World Antibiotic Awareness Week, 13-19 November 2017

“Antibiotics do not treat viral infections like colds and flu.” GIF used with permission from the WHO

“Antibiotics do not treat viral infections like colds and flu.” GIF used with permission from the WHO

The Be Antibiotics Aware platform provides an overview of antibiotic awareness. The Global Week of Antibiotic Awareness aims at increasing knowledge of the population, medical personnel and politicians, about resistance to antibacterial medications.

For this week's World Antibiotic Awareness Week (13-19 November 2017), researchers at IDS and Future Health Systems have published new research on Antimicrobial resistance and universal health coverage the global investment needed to build resilient health systems in order to address growing drug resistance long-term.

The walk began at NIH gate and ended at the entrance gate leading towards Park Road.

The research comes on the back of Public Health England's (PHE) recent "Keep Antibiotics Working" campaign, aimed at stopping a potential "post-antibiotic apocalypse" caused by too many diseases gaining resistance. In 2015, the state passed legislation to ban the use of medically important antibiotics on healthy animals raised in California, unless prescribed by a veterinarian.

According to Doctor Farah the need for antibiotic use can further be reduced by ensuring that all vaccinations are up to date.

WHO | World Antibiotic Awareness Week, 13-19 November 2017
Council highlights taking antibiotics when you don't need them puts you and your family at risk

Though the United States has made progress toward optimal prescribing and use of antibiotics for patients, there is still room for improvement.

In the US, the overuse of antibiotics in food animals, and the resulting growth of superbugs, leads each year to at least 2 million infections that are getting harder to treat and 23,000 deaths, according to the Centers for Disease Control and Prevention. The CDC says antibiotics are among the most commonly prescribed drugs used in human medicine, but estimates up to 50 percent prescribed for people are not needed or are not optimally effective as prescribed. They also have side effects, and may do more harm than good. "CDC encourages healthcare professionals and patients to talk through the best ways to feel better and what treatment options are most effective".

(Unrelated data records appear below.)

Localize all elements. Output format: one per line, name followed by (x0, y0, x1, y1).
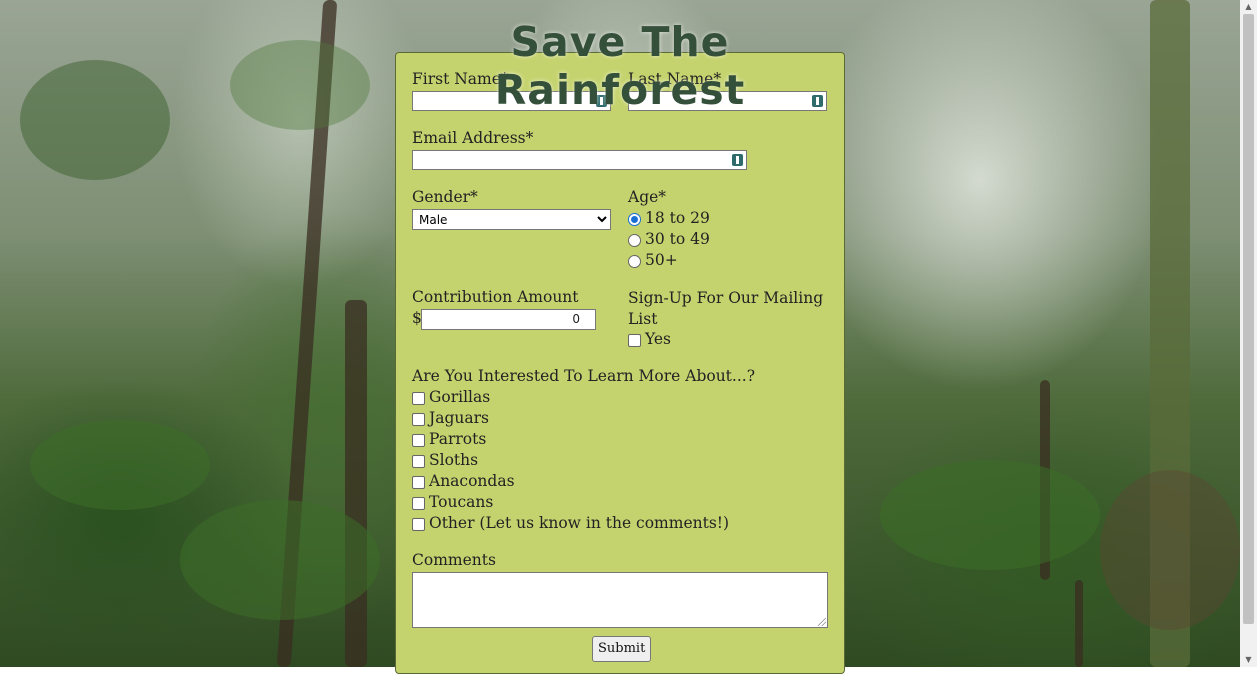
canopy-foliage (230, 40, 370, 130)
scroll-up-icon[interactable]: ▲ (1243, 2, 1254, 12)
vertical-scrollbar[interactable]: ▲ ▼ (1240, 0, 1257, 667)
email-label: Email Address* (412, 129, 534, 147)
interest-checkbox-parrots[interactable] (412, 434, 425, 447)
age-option-label: 18 to 29 (645, 209, 710, 227)
page-title: Save The Rainforest (494, 18, 746, 114)
interest-option-label: Gorillas (429, 388, 491, 406)
fern-foliage (30, 420, 210, 510)
resize-grip-icon[interactable] (818, 618, 826, 626)
age-radio-18-29[interactable] (628, 213, 641, 226)
interest-option-label: Anacondas (429, 472, 515, 490)
interest-checkbox-toucans[interactable] (412, 497, 425, 510)
interest-option-label: Jaguars (429, 409, 489, 427)
scroll-down-icon[interactable]: ▼ (1243, 655, 1254, 665)
email-field[interactable] (412, 150, 747, 170)
comments-label: Comments (412, 551, 496, 569)
interest-checkbox-anacondas[interactable] (412, 476, 425, 489)
age-label: Age* (628, 188, 667, 206)
interest-checkbox-gorillas[interactable] (412, 392, 425, 405)
gender-select[interactable]: Male (412, 209, 611, 230)
comments-textarea[interactable] (412, 572, 828, 628)
interest-option-label: Toucans (429, 493, 494, 511)
gender-label: Gender* (412, 188, 478, 206)
submit-button[interactable]: Submit (592, 636, 652, 662)
interest-checkbox-other[interactable] (412, 518, 425, 531)
password-manager-icon[interactable] (732, 154, 743, 166)
trail-path (1100, 470, 1240, 630)
fence-post (1075, 580, 1083, 667)
contribution-amount-input[interactable]: 0 (421, 309, 596, 330)
age-option-label: 50+ (645, 251, 678, 269)
interest-option-label: Sloths (429, 451, 479, 469)
interests-label: Are You Interested To Learn More About..… (412, 367, 756, 385)
mailing-list-label: Sign-Up For Our Mailing List (628, 289, 824, 328)
fern-foliage (880, 460, 1100, 570)
scrollbar-thumb[interactable] (1243, 14, 1254, 624)
age-option-label: 30 to 49 (645, 230, 710, 248)
contribution-label: Contribution Amount (412, 288, 579, 306)
mailing-list-checkbox[interactable] (628, 334, 641, 347)
interest-option-label: Parrots (429, 430, 487, 448)
mailing-option-label: Yes (645, 330, 672, 348)
interest-checkbox-jaguars[interactable] (412, 413, 425, 426)
fern-foliage (180, 500, 380, 620)
age-radio-30-49[interactable] (628, 234, 641, 247)
age-radio-50-plus[interactable] (628, 255, 641, 268)
signup-form: First Name* Last Name* Email Address* Ge… (395, 52, 845, 674)
interest-option-label: Other (Let us know in the comments!) (429, 514, 730, 532)
tree-trunk (345, 300, 367, 667)
canopy-foliage (20, 60, 170, 180)
interest-checkbox-sloths[interactable] (412, 455, 425, 468)
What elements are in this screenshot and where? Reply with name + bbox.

The National Infections Prevention Control of the World Health Organization, Moses Bolongei, notes that over and under usage of antibiotic leads to its resistance, saying that we should always follow the complete dose of the health care worker, and reminds that though Ebola is over, but the process of washing hands should not be over.

The promotion of smart use of antibiotics is a priority in Arkansas and worldwide.